Supplied by Siemens Healthineers, the two Total-Body PET scanners will capture superior images of a patient’s entire body in near real-time.
Higher volume
The new scanners are also faster, exposing patients to much lower doses of radiation, meaning more patients – including children – can participate in clinical trials to improve understanding of diseases.
The speed of Total-Body PET scanners mean that NPIP will be able to facilitate more patient scans, enhancing the scale and impact of clinical research projects.
This richer picture of human health will help researchers to develop new diagnostics, improve the quality and speed of drug discovery, and bring them to market quicker to benefit patients.

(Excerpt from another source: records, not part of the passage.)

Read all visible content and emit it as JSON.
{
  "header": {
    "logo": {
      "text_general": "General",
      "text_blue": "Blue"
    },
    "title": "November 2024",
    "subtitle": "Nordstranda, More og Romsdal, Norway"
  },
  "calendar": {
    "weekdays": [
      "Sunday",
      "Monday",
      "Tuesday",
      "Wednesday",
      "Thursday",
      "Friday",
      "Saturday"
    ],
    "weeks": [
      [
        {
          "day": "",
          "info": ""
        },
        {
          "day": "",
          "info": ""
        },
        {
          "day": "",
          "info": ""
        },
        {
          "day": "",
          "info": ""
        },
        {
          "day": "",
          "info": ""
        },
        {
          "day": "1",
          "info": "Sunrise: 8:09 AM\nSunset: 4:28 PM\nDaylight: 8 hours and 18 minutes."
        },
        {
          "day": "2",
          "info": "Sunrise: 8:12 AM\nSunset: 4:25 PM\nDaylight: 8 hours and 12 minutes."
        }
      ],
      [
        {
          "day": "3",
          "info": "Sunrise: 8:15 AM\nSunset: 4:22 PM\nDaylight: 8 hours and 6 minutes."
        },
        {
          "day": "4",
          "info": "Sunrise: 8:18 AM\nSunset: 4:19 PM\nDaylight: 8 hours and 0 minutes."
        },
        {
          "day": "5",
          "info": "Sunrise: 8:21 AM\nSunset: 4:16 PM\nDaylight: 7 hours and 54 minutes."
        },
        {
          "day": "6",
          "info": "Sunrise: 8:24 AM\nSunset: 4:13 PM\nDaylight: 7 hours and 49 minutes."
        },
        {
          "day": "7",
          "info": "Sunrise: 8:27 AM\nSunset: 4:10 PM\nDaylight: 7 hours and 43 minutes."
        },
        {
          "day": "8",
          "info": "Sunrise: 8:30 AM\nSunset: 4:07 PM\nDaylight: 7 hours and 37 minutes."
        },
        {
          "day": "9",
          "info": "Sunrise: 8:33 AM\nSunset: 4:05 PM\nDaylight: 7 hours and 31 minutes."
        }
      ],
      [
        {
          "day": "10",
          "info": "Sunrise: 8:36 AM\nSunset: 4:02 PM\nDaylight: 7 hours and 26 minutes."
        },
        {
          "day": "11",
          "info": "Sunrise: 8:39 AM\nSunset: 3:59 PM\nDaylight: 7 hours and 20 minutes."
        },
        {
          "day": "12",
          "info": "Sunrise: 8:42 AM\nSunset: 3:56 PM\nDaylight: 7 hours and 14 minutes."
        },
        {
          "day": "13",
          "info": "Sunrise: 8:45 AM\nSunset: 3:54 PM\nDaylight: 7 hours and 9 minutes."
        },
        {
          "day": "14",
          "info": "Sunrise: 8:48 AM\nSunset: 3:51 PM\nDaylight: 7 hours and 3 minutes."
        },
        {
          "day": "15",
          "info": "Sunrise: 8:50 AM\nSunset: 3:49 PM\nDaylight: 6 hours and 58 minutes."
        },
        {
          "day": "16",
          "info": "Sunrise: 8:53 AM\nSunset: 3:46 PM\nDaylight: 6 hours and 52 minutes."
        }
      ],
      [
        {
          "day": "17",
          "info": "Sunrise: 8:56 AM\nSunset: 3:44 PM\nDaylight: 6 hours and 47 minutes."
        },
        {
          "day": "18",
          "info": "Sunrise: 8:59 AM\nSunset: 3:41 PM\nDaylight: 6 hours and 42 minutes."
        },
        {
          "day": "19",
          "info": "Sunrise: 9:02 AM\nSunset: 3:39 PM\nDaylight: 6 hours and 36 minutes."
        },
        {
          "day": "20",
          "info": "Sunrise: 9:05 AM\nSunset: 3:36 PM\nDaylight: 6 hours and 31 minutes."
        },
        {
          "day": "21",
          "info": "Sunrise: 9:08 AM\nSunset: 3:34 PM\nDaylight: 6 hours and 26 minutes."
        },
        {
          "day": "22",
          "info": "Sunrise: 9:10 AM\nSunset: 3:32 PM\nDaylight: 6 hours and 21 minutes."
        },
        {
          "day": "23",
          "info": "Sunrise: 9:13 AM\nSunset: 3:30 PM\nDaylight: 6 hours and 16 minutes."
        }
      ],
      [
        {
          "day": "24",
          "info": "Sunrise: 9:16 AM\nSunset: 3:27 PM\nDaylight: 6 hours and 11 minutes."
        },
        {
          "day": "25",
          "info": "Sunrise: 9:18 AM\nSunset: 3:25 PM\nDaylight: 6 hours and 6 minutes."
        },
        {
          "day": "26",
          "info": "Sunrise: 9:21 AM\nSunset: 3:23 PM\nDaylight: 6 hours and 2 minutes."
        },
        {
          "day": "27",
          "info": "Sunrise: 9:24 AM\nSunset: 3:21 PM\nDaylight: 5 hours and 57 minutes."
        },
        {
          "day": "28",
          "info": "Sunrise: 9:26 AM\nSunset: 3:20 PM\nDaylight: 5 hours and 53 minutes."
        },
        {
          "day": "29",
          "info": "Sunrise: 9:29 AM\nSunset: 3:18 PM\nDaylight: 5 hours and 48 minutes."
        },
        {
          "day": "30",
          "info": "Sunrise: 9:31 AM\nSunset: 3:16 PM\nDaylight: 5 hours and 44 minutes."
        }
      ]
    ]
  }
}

NPIP’s network of infrastructure and intelligence will provide a complete picture of patients and how they respond to new drugs and treatments.
Uniquely, it will also connect insights from many research programmes and trials. In doing so, it will begin to build a rich bank of data that the PET community can access for the benefit of patients.
Total-Body PET scanners are a quantum leap forward in the technology of body scanning, and we are proud that a partnership between the University of Edinburgh and the University of Glasgow will jointly manage one of the first of these cutting-edge scanners in the UK. The Scotland Total-Body PET scanner will be a catalyst for innovative new research and cross-sector collaboration, ultimately benefitting patients by improving our understanding of complex diseases.
PET scanning is nothing short of transformational for patients who need it the most. Total-Body PET scanners can detect serious diseases with unprecedented speed and accuracy. NPIP will allow the kind of collaboration in imaging research the likes of which the UK has never seen before. It means that, collectively, we can power forward drug discovery with renewed confidence and drive world-leading capabilities in detection, diagnosis, and treatment.